Statystyki z meczu Śląsk Wrocław – Cluj >>
Oferta powitalna w Fortunie: 3x zakład Bez ryzyka na start – bez konieczności obrotu! >>
6 komentarzy
Niestety ilość strat nie dziwi. Ciężko na poziomie Eurocup organizować grę bez ani jednego nominalnego PG. Gravett czy Bryant to nie rozgrywający, który dźwignie końcówkę w takim meczu. Nizioł z piłką w rękach to katastrofa prawie co akcja strata. Do tego Zębski czy Gołębiowski to też super obrońcy coś za 3 rzucą ale to nie PG. Kim miał grać Vidin? Bryant jak grał to bał się każdego zawodnika jaki wychodził naprzeciwko niego, uciekał od decyzji, Gravett też. Cała drużyna Śląska potrzebuje dobrego PG by funkcjonować. Miletić dobrej gry pick and roll lub pop, Kulvietis ściągnięcia obrony żeby go otworzyć do rzutu, Nizioł do tego żeby nie kozłować i nie robić 6 strat w meczu itp. Jak wypadnie Evans na dłużej to będzie lipa straszna bo Kolenda na Eurocup nie jest lekarstwem na całe zło.
Pluta Junior by to ogarnął. A Kolenda już pokazał że nie tędy droga.

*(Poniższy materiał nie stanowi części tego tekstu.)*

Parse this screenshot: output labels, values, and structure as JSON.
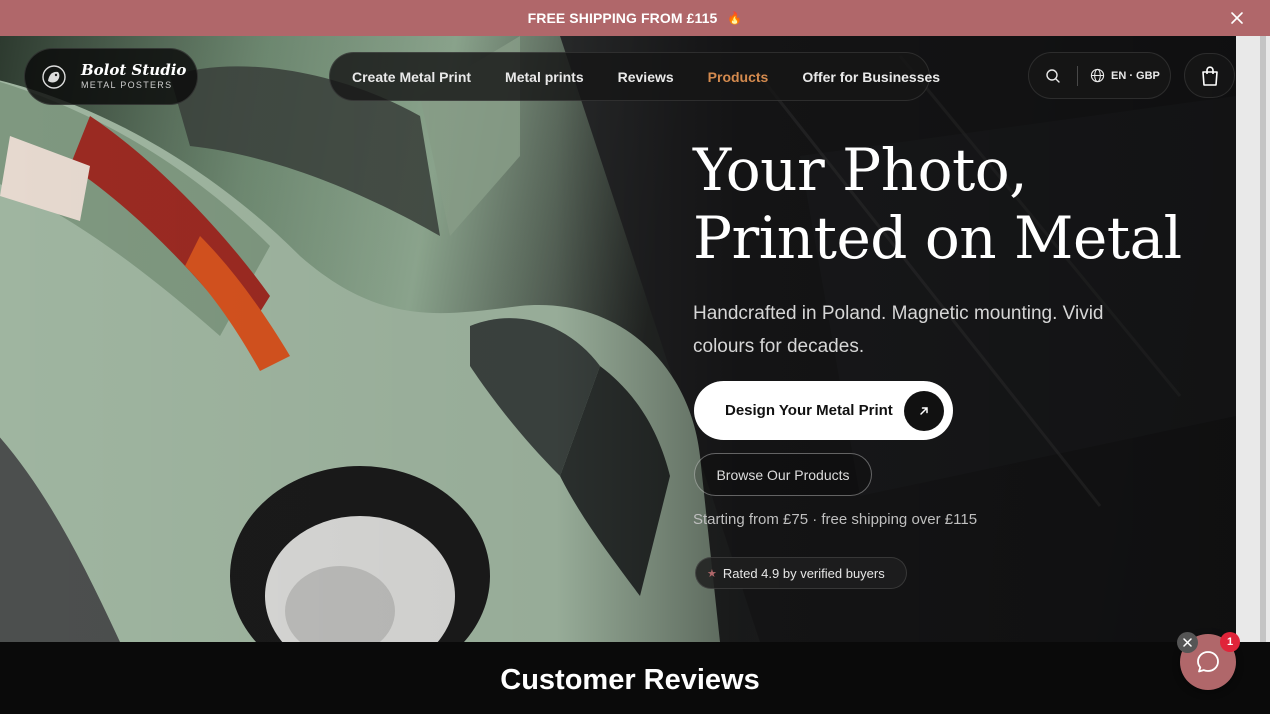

O obwodzie nie będę pisał bo dużo zostało napisane. Śląska potrzebuje również wzmocnień pod koszem bo o ile centrów 2 jest to praktycznie nie ma 4, która mogłaby wzmocnić deskę. Kulvietis to nieporozumienie. Przydałby się zawodnik typu Harolda Jamisona sprzed 20 lat
Polska liga staje się coraz bardziej mierna i tyle,taki jest powód słabej jakości.Na początku 2000 lat nasza liga oferowała dobrą kasę to i reprezentantów takich krajów jak Litwa czy Chorwacja nie brakowało w naszych klubach . Amerykanie jeśli już grali to były to absolutne gwiazdy .Teraz szkoda to oglądać .
Jak Śląsk to przegrał? odpowiadam- jak zawsze w Eurocup. nie dla psa kiełbasa. Skład węgla i papy.
Jakimś cudem inne klubym nawet te z mniejszym budżetem jak Dabrowa górnicza, potrafią ściągnąć świetnych obcokrajowców….a Śląsk ściąga jak nie Pawłowa to Gravetta…..ten Litwin też jest bardzo przeciętny….jedynie Miletic wygląda jak gracz na poziomie europejskich pucharów.